Mark Brown Arts correspondent 

National Theatre launches pay-for-plays streaming service

Service will cost £9.98 a month or £5.99-£7.99 a play and will add much-needed revenue
  
  

Dominic Cooper and Dame Helen Mirren in a production of Phèdre at the National Theatre in 2009.
Dominic Cooper and Dame Helen Mirren in a production of Phèdre at the National Theatre in 2009. Photograph: Tristram Kenton/The Guardian

Helen Mirren in Phèdre, Adrian Lester in Othello and Billie Piper in Yerma are to be made available for people to watch at home as part of a new pay-for-plays streaming service from the National Theatre.

The National Theatre at Home platform, launched on Tuesday, follows the success of it streaming filmed plays on Thursday nights over the summer. The 16 productions resulted in 15m views in 173 countries.

That was free but the new service will cost £9.98 a month (£99.98 a year) or £5.99-£7.99 for a single play.

Rufus Norris, the director of the National Theatre, said the first motivation was to serve what was clearly a huge demand. “We had extraordinary figures which showed there was an appetite for this work.”

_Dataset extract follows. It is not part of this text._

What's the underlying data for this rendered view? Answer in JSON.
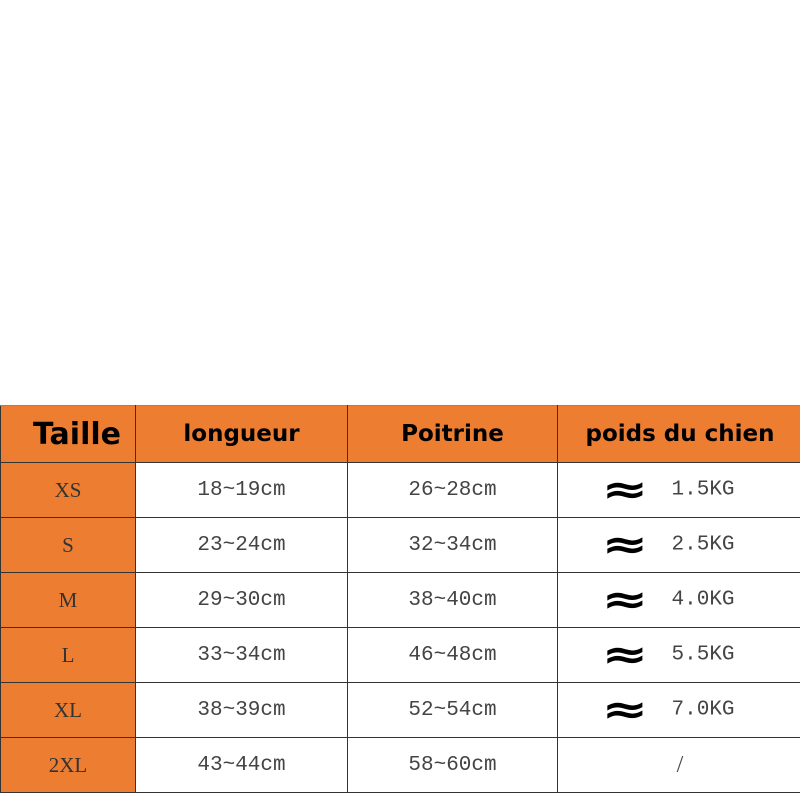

The second reason was to claw back some money. “It has been an extraordinarily difficult time for this theatre and for all theatres and we’ve had to make some very painful financial decisions and if there is a way of serving an audience but also bringing some income in to the theatre, that is a sensible thing to do.

“The primary objective, even within that, is that a lot of the money that we bring in is immediately fed back to the artists who made the work and our partner theatres. As we know the freelance artists, on who this industry entirely depends, have been facing huge difficulties at this time so any income we can get to them is going to be crucial.”

There will be two strands to the service: productions from National Theatre Live that were broadcast to cinemas; and a selection of plays from the NT’s archive being released online for the first time.

Seven NT Live titles were announced on Tuesday: Phèdre, which was the first back in 2009; Tom Hiddleston in Josie Rourke’s Coriolanus at the Donmar Warehouse; Piper in the Young Vic production of Yerma; Amadeus; Medea; Othello; and The Cherry Orchard.

Titles from the archive include Lucy Kirkwood’s Mosquitoes, which starred Olivia Colman and Olivia Williams; and Inua Ellams version of Chekhov’s Three Sisters which relocated the action to Nigeria between 1967-70. The project, supported by Bloomberg Philanthropies, will add new titles monthly.

Norris admitted it had taken a while for him to come round to the idea of watching theatre on screen. “It has been a funny old learning curve. When NT Live was launched I was a sceptic, I thought the whole point is that live relationship between the actor and the audience member but the success proved otherwise.”